Pour l’instant, les deux hommes s’efforcent d’afficher une unité publique. Selon The Wall Street Journal, ils entretiennent des relations amicales, et Rubio assure en privé qu’il n’a pas l’intention de défier le vice-président. Mais au sein de l’administration, deux camps commencent déjà à se former.

Ces divergences apparaissent même dans la communication officielle autour de la guerre avec l’Iran. D’après Semafor, certains responsables estiment que les autorités devraient avertir les Américains des risques d’attentats terroristes et de cyberattaques. D’autres, au contraire, jugent qu’il ne faut pas exagérer le niveau de menace afin d’éviter de créer un climat de panique.

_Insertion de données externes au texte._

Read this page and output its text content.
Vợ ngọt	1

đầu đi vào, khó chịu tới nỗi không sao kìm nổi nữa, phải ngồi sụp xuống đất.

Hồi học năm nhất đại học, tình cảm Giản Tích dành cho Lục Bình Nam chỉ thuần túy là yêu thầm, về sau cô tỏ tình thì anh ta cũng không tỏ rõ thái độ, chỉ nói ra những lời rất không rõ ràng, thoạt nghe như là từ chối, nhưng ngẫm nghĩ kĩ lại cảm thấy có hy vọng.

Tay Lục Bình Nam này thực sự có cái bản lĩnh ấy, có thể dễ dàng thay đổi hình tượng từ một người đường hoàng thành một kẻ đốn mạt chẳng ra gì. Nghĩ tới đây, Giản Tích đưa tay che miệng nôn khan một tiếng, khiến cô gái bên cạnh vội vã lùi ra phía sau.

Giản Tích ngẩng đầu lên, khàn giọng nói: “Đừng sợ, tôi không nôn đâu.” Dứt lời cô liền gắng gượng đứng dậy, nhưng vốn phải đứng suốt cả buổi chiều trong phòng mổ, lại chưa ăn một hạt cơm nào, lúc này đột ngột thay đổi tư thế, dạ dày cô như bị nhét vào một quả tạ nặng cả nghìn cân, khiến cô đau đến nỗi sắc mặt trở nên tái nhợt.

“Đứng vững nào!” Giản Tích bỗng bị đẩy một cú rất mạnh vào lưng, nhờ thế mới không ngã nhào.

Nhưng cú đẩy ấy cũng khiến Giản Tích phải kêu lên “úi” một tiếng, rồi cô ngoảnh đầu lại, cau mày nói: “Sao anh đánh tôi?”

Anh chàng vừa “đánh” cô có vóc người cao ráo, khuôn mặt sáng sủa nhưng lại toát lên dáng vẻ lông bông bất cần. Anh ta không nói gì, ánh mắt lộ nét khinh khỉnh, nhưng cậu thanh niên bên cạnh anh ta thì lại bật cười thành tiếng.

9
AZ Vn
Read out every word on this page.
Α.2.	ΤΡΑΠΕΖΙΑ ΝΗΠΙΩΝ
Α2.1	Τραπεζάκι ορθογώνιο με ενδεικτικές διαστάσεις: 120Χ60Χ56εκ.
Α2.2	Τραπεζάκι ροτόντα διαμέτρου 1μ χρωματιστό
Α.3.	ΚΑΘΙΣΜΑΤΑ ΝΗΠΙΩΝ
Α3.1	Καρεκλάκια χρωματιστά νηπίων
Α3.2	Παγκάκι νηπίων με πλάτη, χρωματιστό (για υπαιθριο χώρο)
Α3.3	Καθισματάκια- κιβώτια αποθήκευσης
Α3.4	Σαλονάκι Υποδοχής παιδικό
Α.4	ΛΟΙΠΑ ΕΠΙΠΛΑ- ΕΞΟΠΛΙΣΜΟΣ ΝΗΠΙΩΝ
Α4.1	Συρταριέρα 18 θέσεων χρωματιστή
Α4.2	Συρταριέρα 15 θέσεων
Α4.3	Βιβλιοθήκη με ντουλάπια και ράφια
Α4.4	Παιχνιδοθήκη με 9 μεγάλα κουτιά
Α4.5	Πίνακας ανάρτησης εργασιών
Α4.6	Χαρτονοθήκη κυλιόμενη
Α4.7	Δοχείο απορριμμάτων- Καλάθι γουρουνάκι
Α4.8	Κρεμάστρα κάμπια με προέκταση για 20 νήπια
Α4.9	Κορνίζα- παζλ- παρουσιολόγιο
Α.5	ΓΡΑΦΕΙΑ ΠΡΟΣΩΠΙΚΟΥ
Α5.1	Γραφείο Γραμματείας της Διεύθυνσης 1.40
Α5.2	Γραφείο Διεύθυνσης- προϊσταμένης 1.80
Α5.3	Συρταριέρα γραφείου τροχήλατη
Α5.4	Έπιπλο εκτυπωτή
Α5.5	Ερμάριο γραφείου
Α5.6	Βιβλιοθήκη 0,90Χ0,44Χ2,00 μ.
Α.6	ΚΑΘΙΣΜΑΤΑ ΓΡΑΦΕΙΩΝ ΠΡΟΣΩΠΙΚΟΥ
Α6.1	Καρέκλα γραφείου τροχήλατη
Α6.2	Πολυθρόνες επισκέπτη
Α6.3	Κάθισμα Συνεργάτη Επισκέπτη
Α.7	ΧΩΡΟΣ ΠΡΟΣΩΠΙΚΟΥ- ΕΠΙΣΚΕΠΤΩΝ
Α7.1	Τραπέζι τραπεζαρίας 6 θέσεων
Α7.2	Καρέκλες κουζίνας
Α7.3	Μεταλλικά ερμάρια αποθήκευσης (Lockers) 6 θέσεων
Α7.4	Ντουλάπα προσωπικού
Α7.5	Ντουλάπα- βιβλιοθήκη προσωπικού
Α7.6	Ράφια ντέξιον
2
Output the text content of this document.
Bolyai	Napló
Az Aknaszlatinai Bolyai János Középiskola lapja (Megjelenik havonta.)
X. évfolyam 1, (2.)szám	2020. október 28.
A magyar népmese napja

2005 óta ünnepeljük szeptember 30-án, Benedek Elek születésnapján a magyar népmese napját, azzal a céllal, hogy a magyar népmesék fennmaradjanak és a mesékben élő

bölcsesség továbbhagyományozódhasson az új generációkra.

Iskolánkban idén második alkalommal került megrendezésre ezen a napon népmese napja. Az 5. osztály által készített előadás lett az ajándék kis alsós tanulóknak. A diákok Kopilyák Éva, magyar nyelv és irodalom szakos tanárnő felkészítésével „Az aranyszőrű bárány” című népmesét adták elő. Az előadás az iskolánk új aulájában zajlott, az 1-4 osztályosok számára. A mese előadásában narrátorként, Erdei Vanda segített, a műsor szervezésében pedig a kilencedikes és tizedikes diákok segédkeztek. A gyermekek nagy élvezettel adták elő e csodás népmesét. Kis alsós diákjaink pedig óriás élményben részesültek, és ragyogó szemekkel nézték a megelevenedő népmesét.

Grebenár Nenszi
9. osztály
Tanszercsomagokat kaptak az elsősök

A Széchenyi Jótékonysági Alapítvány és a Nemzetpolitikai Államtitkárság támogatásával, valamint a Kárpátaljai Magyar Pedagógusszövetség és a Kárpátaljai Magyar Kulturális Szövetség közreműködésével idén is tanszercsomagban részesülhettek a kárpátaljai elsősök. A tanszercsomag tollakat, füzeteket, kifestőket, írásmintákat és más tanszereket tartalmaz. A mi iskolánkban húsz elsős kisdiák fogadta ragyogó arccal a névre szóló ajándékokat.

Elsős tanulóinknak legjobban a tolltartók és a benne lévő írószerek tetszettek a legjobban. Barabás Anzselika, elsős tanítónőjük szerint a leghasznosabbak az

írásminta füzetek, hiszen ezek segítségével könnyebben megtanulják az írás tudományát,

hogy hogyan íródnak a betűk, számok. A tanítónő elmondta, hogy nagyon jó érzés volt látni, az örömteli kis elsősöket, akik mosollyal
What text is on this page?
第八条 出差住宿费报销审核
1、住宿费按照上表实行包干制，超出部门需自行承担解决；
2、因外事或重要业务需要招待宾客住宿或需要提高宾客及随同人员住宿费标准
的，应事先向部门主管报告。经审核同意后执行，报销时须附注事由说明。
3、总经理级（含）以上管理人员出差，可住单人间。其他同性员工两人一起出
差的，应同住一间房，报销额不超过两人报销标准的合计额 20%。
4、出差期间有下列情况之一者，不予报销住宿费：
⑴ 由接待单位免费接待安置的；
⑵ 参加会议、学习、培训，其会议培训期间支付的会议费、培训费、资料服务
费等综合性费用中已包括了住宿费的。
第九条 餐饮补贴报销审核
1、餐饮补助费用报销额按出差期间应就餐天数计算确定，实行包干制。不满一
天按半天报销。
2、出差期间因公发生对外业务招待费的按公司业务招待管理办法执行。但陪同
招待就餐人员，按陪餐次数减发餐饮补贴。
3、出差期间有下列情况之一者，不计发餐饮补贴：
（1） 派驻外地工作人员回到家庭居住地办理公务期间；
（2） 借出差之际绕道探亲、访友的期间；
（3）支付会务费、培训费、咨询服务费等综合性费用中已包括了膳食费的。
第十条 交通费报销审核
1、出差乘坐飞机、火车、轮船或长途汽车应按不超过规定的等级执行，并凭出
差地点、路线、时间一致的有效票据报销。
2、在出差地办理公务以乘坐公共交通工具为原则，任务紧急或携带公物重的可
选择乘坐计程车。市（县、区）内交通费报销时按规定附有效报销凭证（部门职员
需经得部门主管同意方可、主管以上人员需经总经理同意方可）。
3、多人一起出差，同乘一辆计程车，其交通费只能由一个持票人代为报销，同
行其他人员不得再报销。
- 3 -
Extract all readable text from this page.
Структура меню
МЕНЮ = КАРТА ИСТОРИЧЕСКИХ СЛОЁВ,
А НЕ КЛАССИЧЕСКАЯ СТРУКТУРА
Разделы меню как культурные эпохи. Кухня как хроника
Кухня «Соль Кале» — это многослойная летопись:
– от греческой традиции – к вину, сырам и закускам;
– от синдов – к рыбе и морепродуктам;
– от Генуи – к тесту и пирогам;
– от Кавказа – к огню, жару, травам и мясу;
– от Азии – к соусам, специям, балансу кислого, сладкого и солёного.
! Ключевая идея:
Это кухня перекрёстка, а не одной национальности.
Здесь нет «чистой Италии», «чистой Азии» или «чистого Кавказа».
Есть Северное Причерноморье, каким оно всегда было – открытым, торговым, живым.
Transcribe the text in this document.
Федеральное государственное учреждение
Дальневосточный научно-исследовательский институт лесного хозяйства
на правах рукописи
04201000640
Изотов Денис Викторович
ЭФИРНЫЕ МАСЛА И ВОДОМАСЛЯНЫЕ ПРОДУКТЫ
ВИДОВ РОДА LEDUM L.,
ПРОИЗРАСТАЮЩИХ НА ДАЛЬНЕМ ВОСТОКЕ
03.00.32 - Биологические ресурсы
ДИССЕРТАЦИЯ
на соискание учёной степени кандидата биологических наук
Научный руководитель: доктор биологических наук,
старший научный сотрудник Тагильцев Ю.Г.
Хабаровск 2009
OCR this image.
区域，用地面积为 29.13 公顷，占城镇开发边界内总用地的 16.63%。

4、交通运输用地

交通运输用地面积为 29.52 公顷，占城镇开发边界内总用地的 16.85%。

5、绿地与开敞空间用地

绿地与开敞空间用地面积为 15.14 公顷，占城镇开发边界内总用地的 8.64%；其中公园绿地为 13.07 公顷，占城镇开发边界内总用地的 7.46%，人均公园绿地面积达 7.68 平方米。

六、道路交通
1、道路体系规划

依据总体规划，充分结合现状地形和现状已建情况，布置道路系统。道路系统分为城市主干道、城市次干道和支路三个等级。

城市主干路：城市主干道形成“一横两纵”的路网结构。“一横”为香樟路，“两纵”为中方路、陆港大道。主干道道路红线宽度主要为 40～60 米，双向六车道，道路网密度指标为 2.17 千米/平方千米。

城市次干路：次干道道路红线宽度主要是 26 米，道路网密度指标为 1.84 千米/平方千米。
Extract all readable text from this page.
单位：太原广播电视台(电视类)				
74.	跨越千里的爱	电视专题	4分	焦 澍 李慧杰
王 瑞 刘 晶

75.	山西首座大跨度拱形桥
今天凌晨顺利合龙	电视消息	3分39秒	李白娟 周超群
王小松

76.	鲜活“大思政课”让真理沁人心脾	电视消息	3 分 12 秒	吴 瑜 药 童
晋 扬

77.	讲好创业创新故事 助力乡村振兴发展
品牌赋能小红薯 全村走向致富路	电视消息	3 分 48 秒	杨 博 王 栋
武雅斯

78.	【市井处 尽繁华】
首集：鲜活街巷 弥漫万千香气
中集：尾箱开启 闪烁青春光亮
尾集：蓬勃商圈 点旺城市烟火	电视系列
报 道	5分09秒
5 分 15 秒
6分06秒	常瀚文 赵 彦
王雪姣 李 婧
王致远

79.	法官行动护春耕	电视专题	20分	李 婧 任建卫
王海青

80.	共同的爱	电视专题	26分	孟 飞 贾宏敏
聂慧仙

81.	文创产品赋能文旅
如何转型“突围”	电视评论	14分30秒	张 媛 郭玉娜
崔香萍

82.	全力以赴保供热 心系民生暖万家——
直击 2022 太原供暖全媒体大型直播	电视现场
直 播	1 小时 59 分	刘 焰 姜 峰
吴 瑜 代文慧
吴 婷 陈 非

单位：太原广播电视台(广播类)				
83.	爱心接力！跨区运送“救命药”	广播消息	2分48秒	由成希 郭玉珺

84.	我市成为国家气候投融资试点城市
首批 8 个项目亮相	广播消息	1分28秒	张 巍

Ce débat est également apparu après la fusillade survenue à Austin, au Texas, le 2 mars 2026. Ce jour-là, Ndiagu Dian, un homme de 53 ans originaire du Sénégal, naturalisé américain en 2013, a ouvert le feu sur des passants, tuant trois personnes. L’assaillant portait un sweat portant l’inscription « Property of Allah », ce qui a suscité des spéculations sur un possible lien avec le conflit au Moyen-Orient.

Les autorités ont cependant cherché à éviter toute conclusion hâtive. Les forces de l’ordre ont fourni très peu d’informations sur l’affaire. Donald Trump lui-même a tenté de calmer les inquiétudes. Dans une interview accordée à The Daily Wire, il a déclaré que les Américains ne devaient pas s’inquiéter d’une éventuelle hausse de la menace terroriste dans le pays et a qualifié l’assaillant de « simple fou ».